DONT’S OF ONLINE DATING
- Don’t be a bitch. Obvious, you may say. But most guys I know swear that women on online dating sites are rude by default. Don’t be one of them. Refrain from being stuck-up and mistreating your suitors. If you come across as snotty, they will wonder why you’re online in the first place?
- Don’t insist. If a man doesn’t answer your email, let it go. There are more fish in the sea and you’re a lady. Never, ever, demean yourself or plead. His silence means he’s not the one for you. He’s doing you a favor by not writing back.

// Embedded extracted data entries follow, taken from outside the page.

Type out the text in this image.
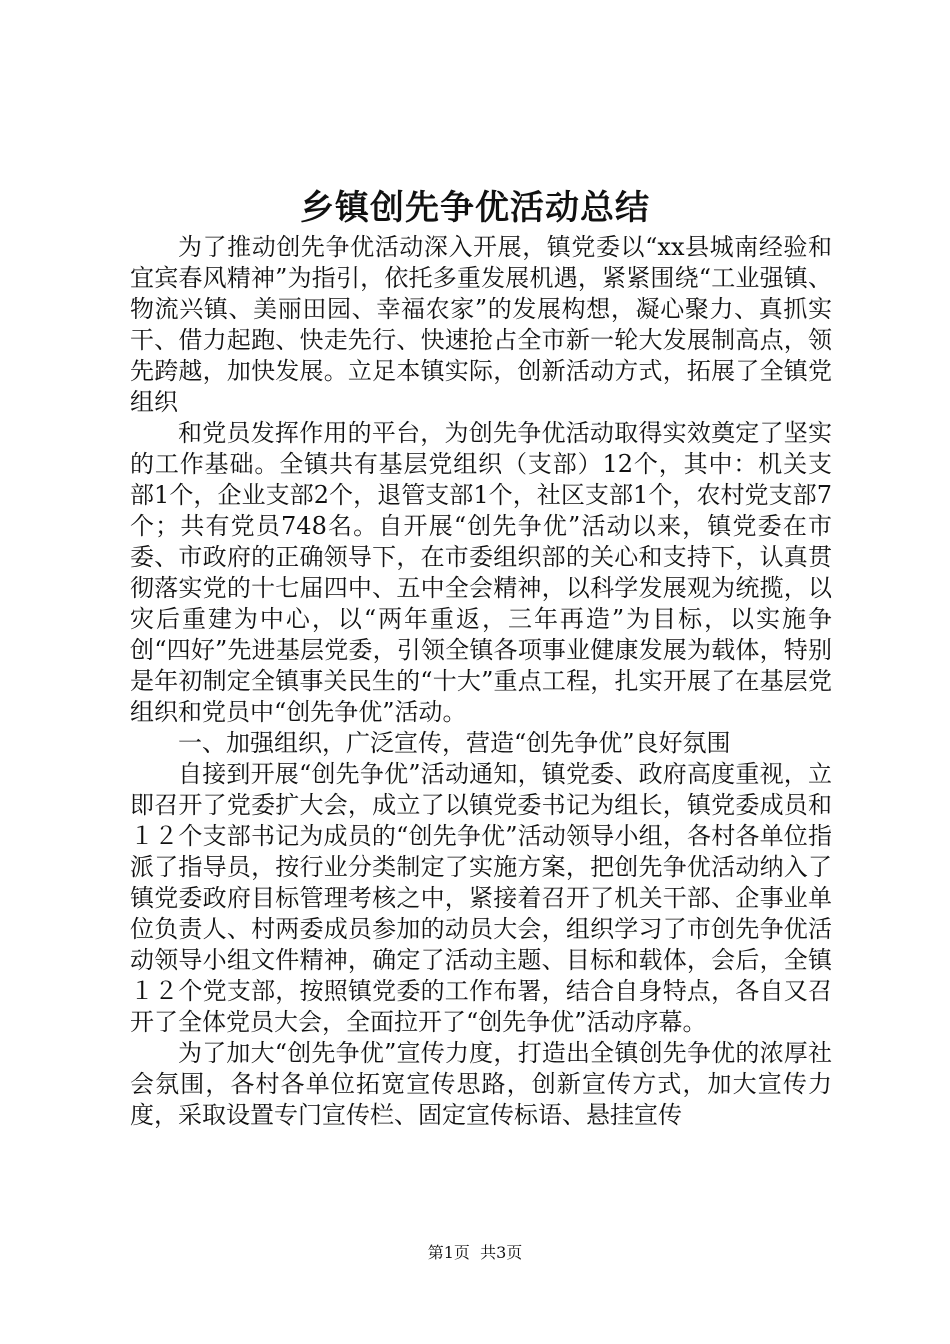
乡镇创先争优活动总结

为了推动创先争优活动深入开展，镇党委以“xx县城南经验和宜宾春风精神”为指引，依托多重发展机遇，紧紧围绕“工业强镇、物流兴镇、美丽田园、幸福农家”的发展构想，凝心聚力、真抓实干、借力起跑、快走先行、快速抢占全市新一轮大发展制高点，领先跨越，加快发展。立足本镇实际，创新活动方式，拓展了全镇党组织

和党员发挥作用的平台，为创先争优活动取得实效奠定了坚实的工作基础。全镇共有基层党组织（支部）12个，其中：机关支部1个，企业支部2个，退管支部1个，社区支部1个，农村党支部7个；共有党员748名。自开展“创先争优”活动以来，镇党委在市委、市政府的正确领导下，在市委组织部的关心和支持下，认真贯彻落实党的十七届四中、五中全会精神，以科学发展观为统揽，以灾后重建为中心，以“两年重返，三年再造”为目标，以实施争创“四好”先进基层党委，引领全镇各项事业健康发展为载体，特别是年初制定全镇事关民生的“十大”重点工程，扎实开展了在基层党组织和党员中“创先争优”活动。

一、加强组织，广泛宣传，营造“创先争优”良好氛围

自接到开展“创先争优”活动通知，镇党委、政府高度重视，立即召开了党委扩大会，成立了以镇党委书记为组长，镇党委成员和１２个支部书记为成员的“创先争优”活动领导小组，各村各单位指派了指导员，按行业分类制定了实施方案，把创先争优活动纳入了镇党委政府目标管理考核之中，紧接着召开了机关干部、企事业单位负责人、村两委成员参加的动员大会，组织学习了市创先争优活动领导小组文件精神，确定了活动主题、目标和载体，会后，全镇１２个党支部，按照镇党委的工作布署，结合自身特点，各自又召开了全体党员大会，全面拉开了“创先争优”活动序幕。

为了加大“创先争优”宣传力度，打造出全镇创先争优的浓厚社会氛围，各村各单位拓宽宣传思路，创新宣传方式，加大宣传力度，采取设置专门宣传栏、固定宣传标语、悬挂宣传

第1页 共3页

- Don’t give too much. There’s no need to brag about your accomplishments or send endless and detailed emails to men you don’t know. They will probably play along with you at the beginning but will quickly tire out. Guys can smell desperation and they don’t like it!
- Dont be a tease. You will most likely get a lot of emails and winks from potential suitors. Although you may feel flattered because it’s been too long since a man last called you princesa, don’t waste your time or theirs. Be fair and let them know you are not interested from the get-go if that’s the case.
- Don’t keep your communication online forever. Communicating only via email and chat, without phone calls or a face-to-face meeting, can lead you to believe you’ve found the perfect man. And that, my friend, is dangerous. I’ve been there and done that. The Internet is great to make an initial contact with someone, but the next step is to get to know each other in person. I have a friend on Twitter who has been dating a guy online for three years and considers him her boyfriend. Excuse me? For months he’s been trying to get in my pants, and never spoke of having a girlfriend!
All this said, you can have fun flirting and “dating” online—by being smart and careful!